By catering many of these business tactics towards a younger consumer group, e-cigarette companies have sparked a teen vaping epidemic that continues to intensify. About 55 percent of teen e-cigarette users reported that they first tried them because they were curious about the product, a statistic which sparks new questions as to how teens initially become introduced. According to the CDC, in 2019, nearly 82 percent of teens reported exposure to tobacco and e-cigarette product marketing.

“The advertising will bring a horse to water; the flavors will get them to drink, and the nicotine will keep them coming back for more,” said Dr. Brian King during the same press briefing. “…Exposure to tobacco product advertising and imaging through various media including retail stores, the Internet, television, and other sources can cause youth to start using tobacco products.”

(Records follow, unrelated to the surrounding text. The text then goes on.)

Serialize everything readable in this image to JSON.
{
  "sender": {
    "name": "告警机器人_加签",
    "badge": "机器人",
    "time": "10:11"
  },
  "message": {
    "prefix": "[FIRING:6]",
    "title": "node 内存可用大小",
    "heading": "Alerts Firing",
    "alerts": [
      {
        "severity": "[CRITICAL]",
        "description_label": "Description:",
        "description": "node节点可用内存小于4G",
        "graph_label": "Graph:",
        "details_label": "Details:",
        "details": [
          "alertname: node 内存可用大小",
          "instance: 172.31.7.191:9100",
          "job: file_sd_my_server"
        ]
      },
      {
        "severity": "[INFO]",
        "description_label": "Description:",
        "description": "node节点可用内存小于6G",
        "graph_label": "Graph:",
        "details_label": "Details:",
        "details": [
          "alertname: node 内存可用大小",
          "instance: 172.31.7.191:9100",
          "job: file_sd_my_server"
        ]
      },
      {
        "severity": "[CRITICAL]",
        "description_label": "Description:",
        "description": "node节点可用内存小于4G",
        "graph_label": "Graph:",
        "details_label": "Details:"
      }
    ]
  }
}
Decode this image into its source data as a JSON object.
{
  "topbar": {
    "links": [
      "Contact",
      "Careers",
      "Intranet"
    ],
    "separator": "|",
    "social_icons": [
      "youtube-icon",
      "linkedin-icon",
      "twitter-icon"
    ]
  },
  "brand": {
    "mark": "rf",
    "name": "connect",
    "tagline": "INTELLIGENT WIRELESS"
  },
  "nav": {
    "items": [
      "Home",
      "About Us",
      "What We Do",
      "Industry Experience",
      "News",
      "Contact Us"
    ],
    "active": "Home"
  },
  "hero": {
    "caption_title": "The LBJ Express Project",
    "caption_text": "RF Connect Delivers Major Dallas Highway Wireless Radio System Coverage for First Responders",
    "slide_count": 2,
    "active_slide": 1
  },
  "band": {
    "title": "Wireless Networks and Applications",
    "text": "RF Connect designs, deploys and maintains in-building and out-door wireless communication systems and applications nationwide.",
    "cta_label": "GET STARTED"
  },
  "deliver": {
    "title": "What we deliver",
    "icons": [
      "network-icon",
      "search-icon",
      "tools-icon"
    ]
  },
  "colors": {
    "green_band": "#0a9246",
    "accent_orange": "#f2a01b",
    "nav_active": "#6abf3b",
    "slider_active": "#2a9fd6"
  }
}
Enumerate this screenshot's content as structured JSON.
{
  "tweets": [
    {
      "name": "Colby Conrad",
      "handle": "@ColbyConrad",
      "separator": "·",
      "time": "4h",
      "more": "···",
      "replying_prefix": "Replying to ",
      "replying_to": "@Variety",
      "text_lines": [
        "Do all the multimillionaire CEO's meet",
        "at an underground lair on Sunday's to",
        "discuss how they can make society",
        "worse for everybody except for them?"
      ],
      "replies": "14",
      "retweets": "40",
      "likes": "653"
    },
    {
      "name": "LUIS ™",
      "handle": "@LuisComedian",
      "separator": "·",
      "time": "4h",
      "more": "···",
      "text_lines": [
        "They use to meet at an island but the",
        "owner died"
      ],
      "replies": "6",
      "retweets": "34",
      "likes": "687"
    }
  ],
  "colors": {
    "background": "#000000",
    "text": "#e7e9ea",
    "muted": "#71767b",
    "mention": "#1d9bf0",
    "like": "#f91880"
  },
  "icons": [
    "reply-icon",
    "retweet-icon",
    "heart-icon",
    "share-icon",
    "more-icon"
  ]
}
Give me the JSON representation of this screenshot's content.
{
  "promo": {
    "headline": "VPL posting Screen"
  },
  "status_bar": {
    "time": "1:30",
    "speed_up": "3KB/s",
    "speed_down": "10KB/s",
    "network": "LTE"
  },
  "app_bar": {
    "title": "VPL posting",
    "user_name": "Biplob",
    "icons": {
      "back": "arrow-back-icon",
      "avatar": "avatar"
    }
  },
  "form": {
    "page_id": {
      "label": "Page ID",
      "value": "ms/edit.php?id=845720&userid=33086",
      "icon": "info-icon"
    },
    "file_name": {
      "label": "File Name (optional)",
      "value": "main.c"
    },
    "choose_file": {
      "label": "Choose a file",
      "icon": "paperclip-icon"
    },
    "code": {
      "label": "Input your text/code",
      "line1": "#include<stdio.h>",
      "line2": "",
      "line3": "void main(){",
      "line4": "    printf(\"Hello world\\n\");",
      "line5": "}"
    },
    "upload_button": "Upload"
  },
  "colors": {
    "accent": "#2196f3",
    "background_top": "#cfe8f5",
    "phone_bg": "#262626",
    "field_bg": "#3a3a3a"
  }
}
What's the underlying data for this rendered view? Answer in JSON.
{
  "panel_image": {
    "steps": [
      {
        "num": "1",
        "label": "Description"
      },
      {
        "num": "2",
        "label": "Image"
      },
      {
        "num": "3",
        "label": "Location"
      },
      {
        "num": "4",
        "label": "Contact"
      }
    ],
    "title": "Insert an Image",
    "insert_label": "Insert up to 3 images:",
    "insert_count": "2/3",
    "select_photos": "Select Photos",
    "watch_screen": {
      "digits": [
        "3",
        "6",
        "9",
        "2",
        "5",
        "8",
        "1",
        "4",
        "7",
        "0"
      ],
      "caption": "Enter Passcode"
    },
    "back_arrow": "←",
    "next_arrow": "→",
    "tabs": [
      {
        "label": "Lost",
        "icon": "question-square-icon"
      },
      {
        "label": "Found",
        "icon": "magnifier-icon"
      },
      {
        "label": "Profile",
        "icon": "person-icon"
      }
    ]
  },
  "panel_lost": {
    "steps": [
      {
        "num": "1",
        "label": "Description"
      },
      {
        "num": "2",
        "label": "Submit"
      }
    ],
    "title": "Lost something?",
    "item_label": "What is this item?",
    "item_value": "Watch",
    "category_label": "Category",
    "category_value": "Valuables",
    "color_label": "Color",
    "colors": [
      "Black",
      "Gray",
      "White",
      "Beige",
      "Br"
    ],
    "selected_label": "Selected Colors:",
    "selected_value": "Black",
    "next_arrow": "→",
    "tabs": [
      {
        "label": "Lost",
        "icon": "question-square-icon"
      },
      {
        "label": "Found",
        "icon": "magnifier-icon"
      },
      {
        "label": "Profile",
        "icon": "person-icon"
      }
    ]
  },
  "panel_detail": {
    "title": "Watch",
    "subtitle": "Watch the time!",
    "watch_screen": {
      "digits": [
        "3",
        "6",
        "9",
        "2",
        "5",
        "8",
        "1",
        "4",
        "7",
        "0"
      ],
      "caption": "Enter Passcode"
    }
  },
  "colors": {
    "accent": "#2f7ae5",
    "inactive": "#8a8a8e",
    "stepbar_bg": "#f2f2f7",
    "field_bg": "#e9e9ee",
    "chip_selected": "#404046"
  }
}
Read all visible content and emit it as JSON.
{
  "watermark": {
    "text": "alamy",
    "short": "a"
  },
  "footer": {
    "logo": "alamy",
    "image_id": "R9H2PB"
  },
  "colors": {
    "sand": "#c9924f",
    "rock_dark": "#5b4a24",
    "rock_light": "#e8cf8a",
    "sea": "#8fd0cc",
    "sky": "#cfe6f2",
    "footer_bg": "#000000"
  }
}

One of the most dangerous misconceptions made by teens about e-cigarettes and vapes is that they are significantly healthier than cigarettes because they don’t contain tobacco. However, many of these products contain nicotine, a chemical derived from tobacco. E-cigarettes haven’t been popular long enough for researchers to know the long-term health effects yet, but the alarming rate of hospitalizations and even deaths in recent months have many concerned about the products’ potential harmful effects, especially in developing bodies.

In a special report done by the CDC, as of earlier this month, there have been a total of 2,602 EVALI (e-cigarette or vaping product use-associated lung injury) related hospitalizations in the U.S. territories and 57 confirmed deaths. Beside the fatal side effects, vaping has caused issues such as lung spasms, chest pain, and diarrhea in users, as well as a stress on brain health.

According to Dr. Schuchat, “Nicotine is highly addictive and can harm brain development including harmful effects on learning, memory, and attention.”

chart by CDC
The number of serious EVALI cases has grown significantly in recent years — 100-149 cases have been seen in PA.

In light of e-cigarettes’ popularity amongst teens, the U.S. government has acknowledged the epidemic and is currently taking great strides with the hopes to decrease these statistics. On December 20, 2019, President Trump signed the Tobacco 21 bill into a law. By raising the age of sale for tobacco products from 18 to 21, the National Academy of Medicine estimates 223,000 lives could be saved. Taking into consideration that many smokers aged 18 supply tobacco products to younger peers, the U.S. government expects the number of high school-aged e-cigarette users to decrease significantly. 

“The increasing number of reports that we’re hearing albeit anecdotally of kids who are either becoming addicted or showing signs of addiction to especially these pod-based products is really concerning,” said Mitch Zeller, Director of FDA’s Center for Tobacco Products. “In the past when we had lots of kids smoking cigarettes, there were no FDA approved medicines. There still aren’t, so this remains a gap in the treatment arsenal that needs to be closed, and we are working closely with colleagues to try to do that.”

Although organizations like the FDA and CDC have taken great strides to help decrease e-cigarette and vaping figures amongst teens, the natural rebellious nature of the age has made it difficult. With the new Tobacco 21 law, however, many hope the epidemic will find its resolution, and the severe health problem statistics will reduce.

To some, however, the end-all, be-all solution is simple.

“Teens should not use any tobacco products, including e-cigarettes,” explained Dr. Schuchat. “They shouldn’t be using these products routinely or even experimenting with them.”

And while this solution may seem well out of reach, many commend the efforts made by the CDC and FDA as a step in the right direction towards ending the teen vaping epidemic once and for all.